Reitsport RSG Öpfingen: Premiere nach vierjähriger Turnierpause gelungen

Renate Emmenlauer 12.09.2017
Die Premiere nach der vierjährigen Turnierpause ist der RSG Öpfingen bestens geglückt: Sportlich herrschte hohes Niveau und Lob gab es üppig für die Organisation und den Turnierplatz.

Konstantin Eduard van Damme – den Namen muss man sich wohl merken. Der neue Bereiter der Reitsportgemeinschaft Öpfingen hat seit seinem Umzug aus Belgien in die Donaugemeinde vor acht Wochen schon bei einigen Turnieren fett abgesahnt.

Auf heimischem Boden siegte der 25-Jährige bei der Zwei-Phasen-Springprüfung Klasse S* auf Shirkahn am Samstagnachmittag bei hochkarätiger Konkurrenz mit einem  Nullfehlerritt in 32:42 Sekunden. Mit seinem zweiten Pferd Camillo belegte er in der anspruchsvollen Prüfung Platz acht. Die Nase vorn hatte der talentierte Reiter auch bei der Springprüfung Klasse L in der ersten Abteilung. Bei der Springpferdeprüfung Klasse A** verbuchte der Lokalmatador sogar den Sieg in beiden Abteilungen. Überdies konnte sich Konstantin Eduard van Damme bei einem halben Dutzend weiterer Prüfungen im vorderen Feld platzieren.

„Der Konstantin hat uns alle Ehre gemacht. Der ist ein richtiger Glücksfall. Als Reiter top und super nett“, freute sich Franz Sattelberger. Der Vorsitzende der RSG Öpfingen ist auch mit den Erfolgen der Öpfinger Eigengewächse zufrieden. Franziska Kästle hat in der Springprüfung Kl. A** Platz eins geschafft, in der Punktespringprüfung Kl. A* mit Joker räumten die Öpfingerinnen Margit Pachner und Sophia Keller Rang zwei und drei ab.

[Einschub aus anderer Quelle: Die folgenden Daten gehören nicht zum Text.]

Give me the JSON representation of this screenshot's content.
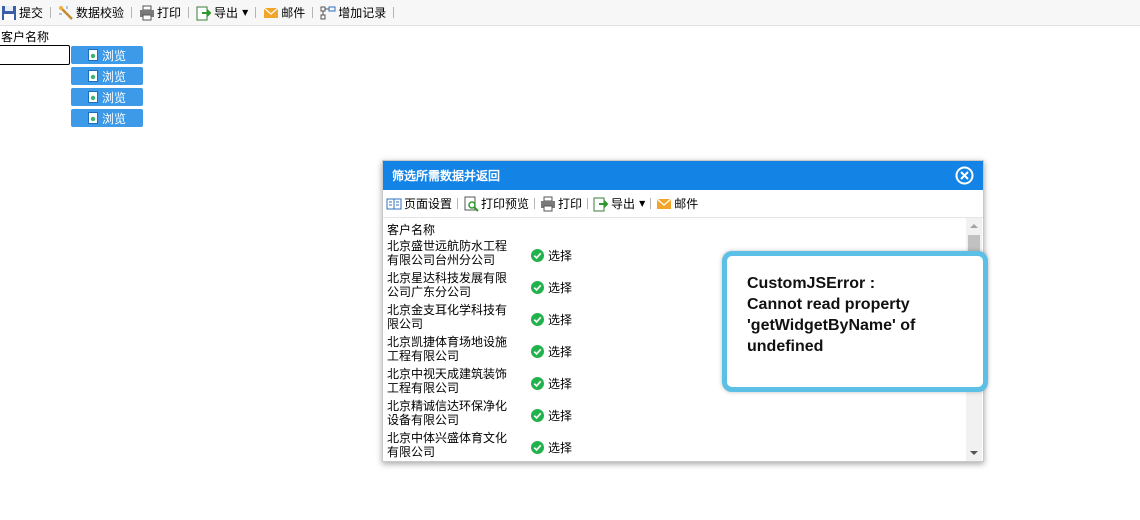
{
  "toolbar": {
    "items": [
      {
        "label": "提交",
        "icon": "save-icon"
      },
      {
        "label": "数据校验",
        "icon": "magic-wand-icon"
      },
      {
        "label": "打印",
        "icon": "printer-icon"
      },
      {
        "label": "导出",
        "icon": "export-icon",
        "has_dropdown": true
      },
      {
        "label": "邮件",
        "icon": "mail-icon"
      },
      {
        "label": "增加记录",
        "icon": "add-record-icon"
      }
    ]
  },
  "form": {
    "field_label": "客户名称",
    "customer_value": "",
    "browse_label": "浏览"
  },
  "dialog": {
    "title": "筛选所需数据并返回",
    "toolbar": {
      "page_setup": "页面设置",
      "print_preview": "打印预览",
      "print": "打印",
      "export": "导出",
      "mail": "邮件"
    },
    "column_header": "客户名称",
    "select_label": "选择",
    "rows": [
      "北京盛世远航防水工程有限公司台州分公司",
      "北京星达科技发展有限公司广东分公司",
      "北京金支耳化学科技有限公司",
      "北京凯捷体育场地设施工程有限公司",
      "北京中视天成建筑装饰工程有限公司",
      "北京精诚信达环保净化设备有限公司",
      "北京中体兴盛体育文化有限公司"
    ]
  },
  "error": {
    "message": "CustomJSError : Cannot read property 'getWidgetByName' of undefined"
  },
  "colors": {
    "dialog_header": "#1384e6",
    "browse_button": "#3c9ae8",
    "toast_border": "#5cc0e6",
    "check_green": "#22b14c"
  }
}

Solide Erfolge erzielten auch einige Reiter aus der Region. Hartwig Bendel (RSZ Josefshof im Winkel) sicherte sich im S*-Springen zum Abschluss des dreitägigen Turniers am Sonntag Platz drei, dasselbe Ergebnis bei der Punktespringprüfung Kl. M** mit Joker. In der Springpferdeprüfung Kl. L durchritt der Reittrainer als Bester den Parcours. Einen verdienten Sieg holte sich auch Jürg Küpfer (RV Moosbeuren) bei der Punktespringprüfung der Klasse L.

Bester Sandplatz im Süden

Turnierleiter Michael Füß zeigte sich mit der Resonanz auf das Springturnier nach vier Jahren Zwangspause mehr als zufrieden. Der Auftakt am Freitag sei bestens verlaufen, für den Dauerregen am Samstag seien erstaunlich viele Reiter gestartet. Die Starterquote lag im Durchschnitt bei 75 Prozent. „Der Sonntag war einfach gigantisch. Das Wetter hat gepasst. Und wir hatten zum S-Springen am Nachmittag eine traumhafte Publikumskulisse.“

Die Prognosen des neuen Reitstallchefs wurden erfüllt. Der Sandplatz hatte dem teils starken Regen am Samstag optimal standgehalten. Keine einzige Pfütze beeinträchtigte die Prüfungen. „Wir haben von den Reitern reihum Lob erhalten. Teilweise waren welche am Samstag auf anderen Turnieren, haben dort für den Sonntag wegen den schlechten Platzverhältnissen abgesagt und sind dann bei uns gestartet. Der gute Platz ist ein Novum“, berichtet Franz Sattelberger. Stolz mache ihn die Aussage einiger Wertungsrichter, demnach die RSG Öpfingen den besten Sandplatz in ganz Süddeutschland und Oberschwaben habe. Dank spricht der Vereinsvorsitzende den 40 Helfern aus, die das Reitturnier mit viel Engagement und Einsatz geschultert hätten.

Bewegend war am Sonntag vor dem S*-Springen die Gedenkminute für den unlängst verstorbenen Öpfinger Reitstallchef Eduard Beuter, ebenso die gefühlvollen Worte von Richter Hubert Schulze Rückamp, dem es am Herzen gelegen war, seinem langjährigen Pferdefreund und Weggefährten mit einem Rückblick über dessen Schaffens- und Willenskraft Ehre zu erweisen. Ins Schwärmen und Staunen kamen die Zuschauer am Samstagabend beim Schauprogramm der „Herzog Tassilo Ritter“, auch die Musikparty mit der Band „Sunrise“ war gut besucht.